Re: [PATCH v3 1/7] iversion: update comments with info about atime updates

From: Trond Myklebust
Date: Tue Aug 30 2022 - 11:43:27 EST


On Tue, 2022-08-30 at 11:17 -0400, J. Bruce Fields wrote:
> On Tue, Aug 30, 2022 at 02:58:27PM +0000, Trond Myklebust wrote:
> > On Tue, 2022-08-30 at 10:44 -0400, J. Bruce Fields wrote:
> > > On Tue, Aug 30, 2022 at 09:50:02AM -0400, Jeff Layton wrote:
> > > > On Tue, 2022-08-30 at 09:24 -0400, J. Bruce Fields wrote:
> > > > > On Tue, Aug 30, 2022 at 07:40:02AM -0400, Jeff Layton wrote:
> > > > > > Yes, saying only that it must be different is intentional.
> > > > > > What
> > > > > > we
> > > > > > really want is for consumers to treat this as an opaque
> > > > > > value
> > > > > > for the
> > > > > > most part [1]. Therefore an implementation based on hashing
> > > > > > would
> > > > > > conform to the spec, I'd think, as long as all of the
> > > > > > relevant
> > > > > > info is
> > > > > > part of the hash.
> > > > >
> > > > > It'd conform, but it might not be as useful as an increasing
> > > > > value.
> > > > >
> > > > > E.g. a client can use that to work out which of a series of
> > > > > reordered
> > > > > write replies is the most recent, and I seem to recall that
> > > > > can
> > > > > prevent
> > > > > unnecessary invalidations in some cases.
> > > > >
> > > >
> > > > That's a good point; the linux client does this. That said,
> > > > NFSv4
> > > > has a
> > > > way for the server to advertise its change attribute behavior
> > > > [1]
> > > > (though nfsd hasn't implemented this yet).
> > >
> > > It was implemented and reverted.  The issue was that I thought
> > > nfsd
> > > should mix in the ctime to prevent the change attribute going
> > > backwards
> > > on reboot (see fs/nfsd/nfsfh.h:nfsd4_change_attribute()), but
> > > Trond
> > > was
> > > concerned about the possibility of time going backwards.  See
> > > 1631087ba872 "Revert "nfsd4: support change_attr_type
> > > attribute"".
> > > There's some mailing list discussion to that I'm not turning up
> > > right
> > > now.
>
> https://lore.kernel.org/linux-nfs/a6294c25cb5eb98193f609a52aa8f4b5d4e81279.camel@xxxxxxxxxxxxxxx/
> is what I was thinking of but it isn't actually that interesting.
>
> > My main concern was that some filesystems (e.g. ext3) were failing
> > to
> > provide sufficient timestamp resolution to actually label the
> > resulting
> > 'change attribute' as being updated monotonically.

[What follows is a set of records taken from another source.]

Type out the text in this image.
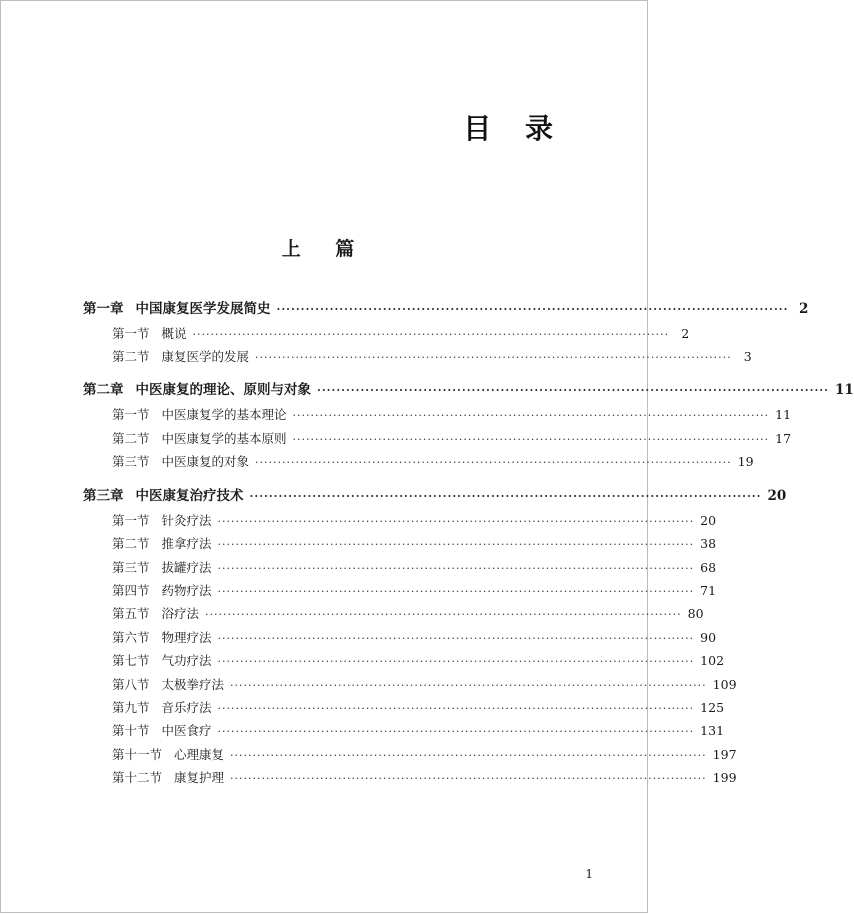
目 录
上 篇
第一章 中国康复医学发展简史 ·········································································································· 2
第一节 概说 ·········································································································· 2
第二节 康复医学的发展 ·········································································································· 3
第二章 中医康复的理论、原则与对象 ·········································································································· 11
第一节 中医康复学的基本理论 ·········································································································· 11
第二节 中医康复学的基本原则 ·········································································································· 17
第三节 中医康复的对象 ·········································································································· 19
第三章 中医康复治疗技术 ·········································································································· 20
第一节 针灸疗法 ·········································································································· 20
第二节 推拿疗法 ·········································································································· 38
第三节 拔罐疗法 ·········································································································· 68
第四节 药物疗法 ·········································································································· 71
第五节 浴疗法 ·········································································································· 80
第六节 物理疗法 ·········································································································· 90
第七节 气功疗法 ·········································································································· 102
第八节 太极拳疗法 ·········································································································· 109
第九节 音乐疗法 ·········································································································· 125
第十节 中医食疗 ·········································································································· 131
第十一节 心理康复 ·········································································································· 197
第十二节 康复护理 ·········································································································· 199
1
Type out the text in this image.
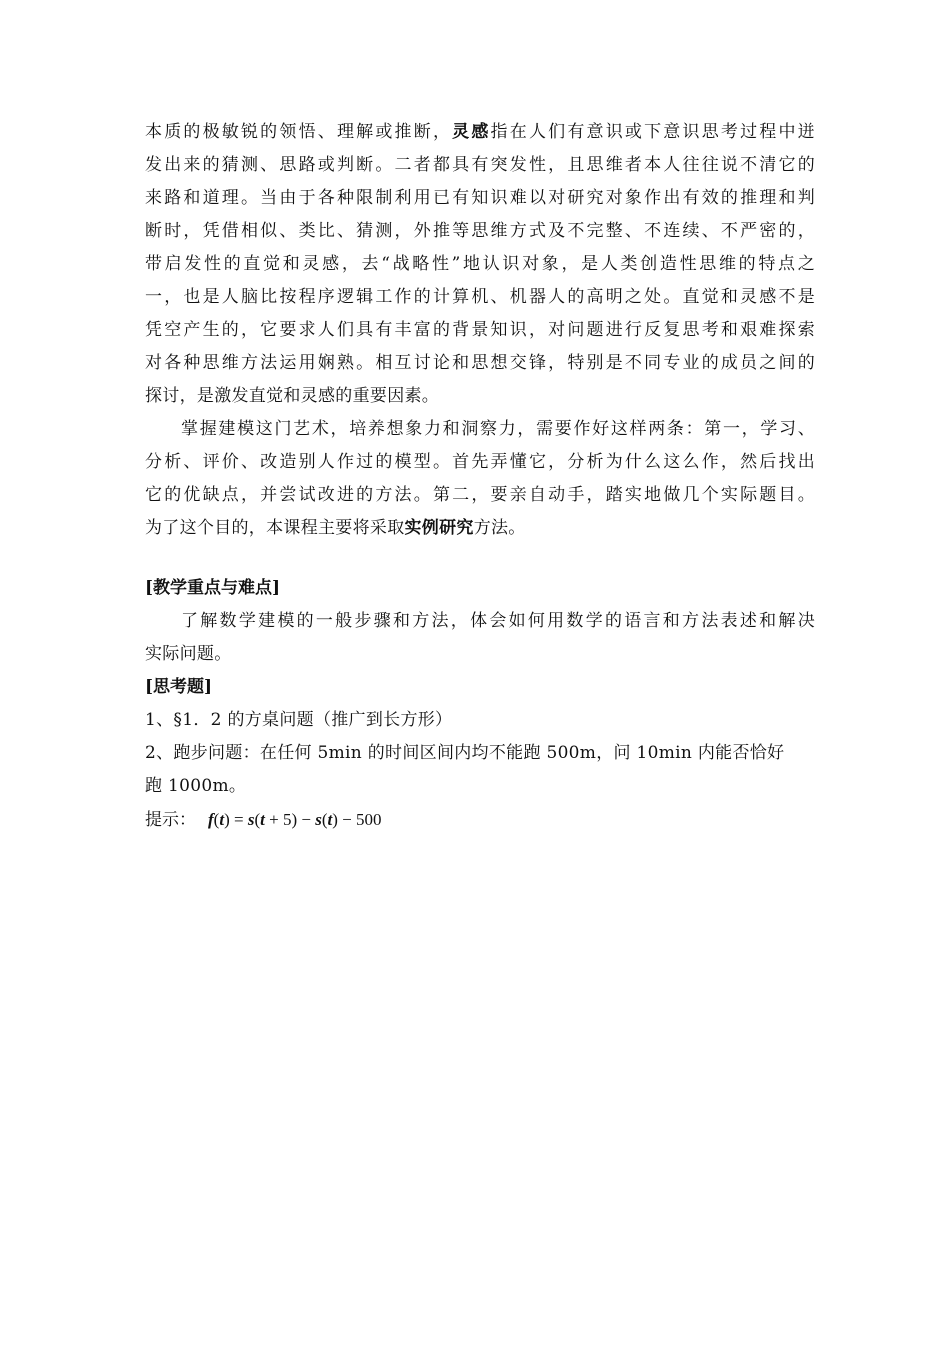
本质的极敏锐的领悟、理解或推断，灵感指在人们有意识或下意识思考过程中迸
发出来的猜测、思路或判断。二者都具有突发性，且思维者本人往往说不清它的
来路和道理。当由于各种限制利用已有知识难以对研究对象作出有效的推理和判
断时，凭借相似、类比、猜测，外推等思维方式及不完整、不连续、不严密的，
带启发性的直觉和灵感，去“战略性”地认识对象，是人类创造性思维的特点之
一，也是人脑比按程序逻辑工作的计算机、机器人的高明之处。直觉和灵感不是
凭空产生的，它要求人们具有丰富的背景知识，对问题进行反复思考和艰难探索
对各种思维方法运用娴熟。相互讨论和思想交锋，特别是不同专业的成员之间的
探讨，是激发直觉和灵感的重要因素。
掌握建模这门艺术，培养想象力和洞察力，需要作好这样两条：第一，学习、
分析、评价、改造别人作过的模型。首先弄懂它，分析为什么这么作，然后找出
它的优缺点，并尝试改进的方法。第二，要亲自动手，踏实地做几个实际题目。
为了这个目的，本课程主要将采取实例研究方法。
[教学重点与难点]
了解数学建模的一般步骤和方法，体会如何用数学的语言和方法表述和解决
实际问题。
[思考题]
1、§1．2 的方桌问题（推广到长方形）
2、跑步问题：在任何 5min 的时间区间内均不能跑 500m，问 10min 内能否恰好
跑 1000m。
提示： f(t) = s(t + 5) − s(t) − 500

If the time
> > stamp
> > doesn't change when the file data or metadata are changed, then the
> > client has to perform extra checks to try to figure out whether or
> > not
> > its caches are up to date.
>
> That's a different issue from the one you were raising in that
> discussion.
>
> > > Did NFSv4 add change_attr_type because some implementations
> > > needed
> > > the
> > > unordered case, or because they realized ordering was useful but
> > > wanted
> > > to keep backwards compatibility?  I don't know which it was.
> >
> > We implemented it because, as implied above, knowledge of whether
> > or
> > not the change attribute behaves monotonically, or strictly
> > monotonically, enables a number of optimisations.
>
> Of course, but my question was about the value of the old behavior,
> not
> about the value of the monotonic behavior.
>
> Put differently, if we could redesign the protocol from scratch would
> we
> actually have included the option of non-monotonic behavior?
>

If we could design the filesystems from scratch, we probably would not.
The protocol ended up being as it is because people were trying to make
it as easy to implement as possible.

So if we could design the filesystem from scratch, we would have
probably designed it along the lines of what AFS does.
i.e. each explicit change is accompanied by a single bump of the change
attribute, so that the clients can not only decide the order of the
resulting changes, but also if they have missed a change (that might
have been made by a different client).

However that would be a requirement that is likely to be very specific
to distributed caches (and hence distributed filesystems). I doubt
there are many user space applications that would need that high
precision. Maybe MPI, but that's the only candidate I can think of for
now?

--
Trond Myklebust
Linux NFS client maintainer, Hammerspace
trond.myklebust@xxxxxxxxxxxxxxx